Mientras esperamos que en el conflicto de Fuerabamba
con la empresa minera china MMG el Gobierno nacional restablezca el orden y
defienda el imperio de la ley, hablemos de otro asunto.
El tema de la bicameralidad está hartando.
Recientemente, la comisión presidencial para la reforma política, presidida por
el sociólogo Fernando Tuesta, presentó un informe con recomendaciones y
proyectos de ley más iniciativas de reforma constitucional. La principal de
esas iniciativas es el retorno a la bicameralidad del Congreso (senadores y
diputados), como hubo en el Perú hasta el golpe de estado del 05 de abril de
1992.
La Comisión Tuesta ha propuesto la celebración de
elecciones primarias, el fin de la llamada “Ley seca” sobre venta de bebidas
alcohólicas víspera de una votación (rezago del Perú pre-democrático), otra
fecha para elecciones parlamentarias, que la Corte Suprema de Justicia levante
la inmunidad parlamentaria “de proceso”, la reducción del plazo para publicar
encuestas de intención de voto, aumento de un año al mandato regional y
municipal, etc. Sin embargo, el debate lo copa -otra vez- la bicameralidad.
El año pasado hubo una propuesta de reforma
constitucional sobre bicameralidad desde el Gobierno nacional y aprobada con
enmiendas por el Congreso, pero que el “aventurero” Presidente de la República
rechazó alegando estar en desacuerdo con las enmiendas, aunque sólo le
interesaba obtener rédito político atacando al Congreso.
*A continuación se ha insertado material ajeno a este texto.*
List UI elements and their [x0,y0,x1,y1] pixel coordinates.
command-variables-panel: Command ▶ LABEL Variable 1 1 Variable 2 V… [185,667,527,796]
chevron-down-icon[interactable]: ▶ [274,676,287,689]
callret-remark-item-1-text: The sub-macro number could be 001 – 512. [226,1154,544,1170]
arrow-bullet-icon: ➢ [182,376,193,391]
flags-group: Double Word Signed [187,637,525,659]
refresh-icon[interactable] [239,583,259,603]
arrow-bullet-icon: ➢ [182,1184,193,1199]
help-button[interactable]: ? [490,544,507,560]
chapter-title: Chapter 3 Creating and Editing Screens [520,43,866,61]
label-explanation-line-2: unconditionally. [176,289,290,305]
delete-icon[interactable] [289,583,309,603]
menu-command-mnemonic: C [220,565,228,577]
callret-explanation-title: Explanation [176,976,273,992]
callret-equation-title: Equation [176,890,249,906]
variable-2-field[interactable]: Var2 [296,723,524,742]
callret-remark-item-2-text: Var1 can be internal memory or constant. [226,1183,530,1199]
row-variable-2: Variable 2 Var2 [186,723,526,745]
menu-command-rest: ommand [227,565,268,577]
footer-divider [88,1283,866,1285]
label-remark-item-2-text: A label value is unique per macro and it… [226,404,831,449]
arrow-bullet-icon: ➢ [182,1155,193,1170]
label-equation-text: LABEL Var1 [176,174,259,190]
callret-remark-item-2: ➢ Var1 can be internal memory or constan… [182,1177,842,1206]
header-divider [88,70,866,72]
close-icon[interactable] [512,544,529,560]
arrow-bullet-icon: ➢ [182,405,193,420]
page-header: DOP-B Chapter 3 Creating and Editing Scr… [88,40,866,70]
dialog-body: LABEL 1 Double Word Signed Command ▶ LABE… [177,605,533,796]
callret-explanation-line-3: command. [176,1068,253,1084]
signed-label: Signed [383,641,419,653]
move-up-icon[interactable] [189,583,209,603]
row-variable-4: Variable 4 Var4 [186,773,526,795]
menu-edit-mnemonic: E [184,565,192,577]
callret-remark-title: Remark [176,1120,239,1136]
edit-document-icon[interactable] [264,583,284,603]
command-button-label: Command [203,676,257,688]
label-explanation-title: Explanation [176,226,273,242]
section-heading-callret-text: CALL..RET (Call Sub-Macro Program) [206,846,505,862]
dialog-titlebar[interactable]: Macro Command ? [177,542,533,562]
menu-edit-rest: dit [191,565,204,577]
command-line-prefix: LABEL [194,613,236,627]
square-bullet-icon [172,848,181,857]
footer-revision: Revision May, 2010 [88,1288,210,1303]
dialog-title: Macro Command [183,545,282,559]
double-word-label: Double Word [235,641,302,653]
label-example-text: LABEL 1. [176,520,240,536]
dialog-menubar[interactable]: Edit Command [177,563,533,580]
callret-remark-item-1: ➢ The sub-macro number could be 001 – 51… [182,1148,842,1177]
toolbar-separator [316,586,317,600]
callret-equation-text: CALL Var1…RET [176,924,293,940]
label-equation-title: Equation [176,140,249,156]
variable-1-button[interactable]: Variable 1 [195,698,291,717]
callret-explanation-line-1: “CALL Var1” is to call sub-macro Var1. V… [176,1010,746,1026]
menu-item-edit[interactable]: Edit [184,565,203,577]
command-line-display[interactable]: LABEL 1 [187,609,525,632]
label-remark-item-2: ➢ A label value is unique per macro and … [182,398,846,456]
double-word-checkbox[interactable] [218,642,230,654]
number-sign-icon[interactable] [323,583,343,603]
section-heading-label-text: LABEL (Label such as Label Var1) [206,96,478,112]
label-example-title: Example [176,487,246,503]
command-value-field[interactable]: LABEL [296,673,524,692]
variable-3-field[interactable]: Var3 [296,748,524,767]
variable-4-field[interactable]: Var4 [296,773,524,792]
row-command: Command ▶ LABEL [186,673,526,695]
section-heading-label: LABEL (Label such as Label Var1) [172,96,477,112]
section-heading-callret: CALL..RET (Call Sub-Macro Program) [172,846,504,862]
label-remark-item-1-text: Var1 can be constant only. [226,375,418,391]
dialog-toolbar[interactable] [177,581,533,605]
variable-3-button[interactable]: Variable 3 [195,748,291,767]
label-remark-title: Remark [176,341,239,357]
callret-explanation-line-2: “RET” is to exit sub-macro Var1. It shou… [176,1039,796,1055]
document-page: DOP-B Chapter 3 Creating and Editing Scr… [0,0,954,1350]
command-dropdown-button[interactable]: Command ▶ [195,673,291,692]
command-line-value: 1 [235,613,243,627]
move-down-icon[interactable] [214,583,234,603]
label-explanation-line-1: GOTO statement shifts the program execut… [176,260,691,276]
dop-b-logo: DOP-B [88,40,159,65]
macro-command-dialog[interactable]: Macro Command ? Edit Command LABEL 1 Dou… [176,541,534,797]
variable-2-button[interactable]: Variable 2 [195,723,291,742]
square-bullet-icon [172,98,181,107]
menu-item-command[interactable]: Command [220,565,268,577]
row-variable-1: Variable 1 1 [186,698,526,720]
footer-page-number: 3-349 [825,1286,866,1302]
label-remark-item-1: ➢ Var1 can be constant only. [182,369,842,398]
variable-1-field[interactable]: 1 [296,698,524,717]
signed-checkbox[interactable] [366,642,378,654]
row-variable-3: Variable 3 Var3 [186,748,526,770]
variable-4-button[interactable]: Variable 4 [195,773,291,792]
Su Excelencia no
estuvo solo: políticos, intelectuales y periodistas “progres” alentaron la
opción del NO en el referéndum convocado para votar esta reforma constitucional
y otras tres más. A diferencia de las demás preguntas en las cuales ganó el SI,
en la pregunta sobre bicameralidad ganó abrumadoramente el NO y esa patota “progre”
aplaudió a rabiar. Ahora alienta (re)iniciar el debate por el retorno a la
bicameralidad.
Por supuesto, los promotores interesados del NO se
excusan. Alegan que la ciudadanía no rechazó la bicameralidad como diseño parlamentario
sino la propuesta (“desnaturalizada”, “contrabandeada”) de bicameralidad
aprobada por el Congreso. Olvidan que en la cédula de sufragio había una simple
pregunta de SI o NO a la bicameralidad. No se consultaba si se aprobaba o no una
reforma constitucional con tales y cuales enmiendas. Además, excepto una
minoría informada o ilustrada, el resto del electorado siguió la consigna del
Presidente de la República y la patota “progre”: SI, SI, SI y NO.
Si no se convocara otro referéndum, sería “traición”
a la voluntad popular expresada en las ánforas que el Congreso vote una nueva
propuesta de bicameralidad bajo el mecanismo de las dos votaciones en dos
legislaturas consecutivas. La Comisión Tuesta debió haber presentado una
propuesta de unicameralidad reformada. ¿No podemos escapar de la dicotomía
entre la bicameralidad esquiva y el status
quo?.
Nota aparte: ¿cuándo el Alcalde de Lima se
pondrá a gobernar?. Nadie lo ha votado para que conozca a los reyes de España,
luche contra la anemia infantil ni lance campañas de educación cívica.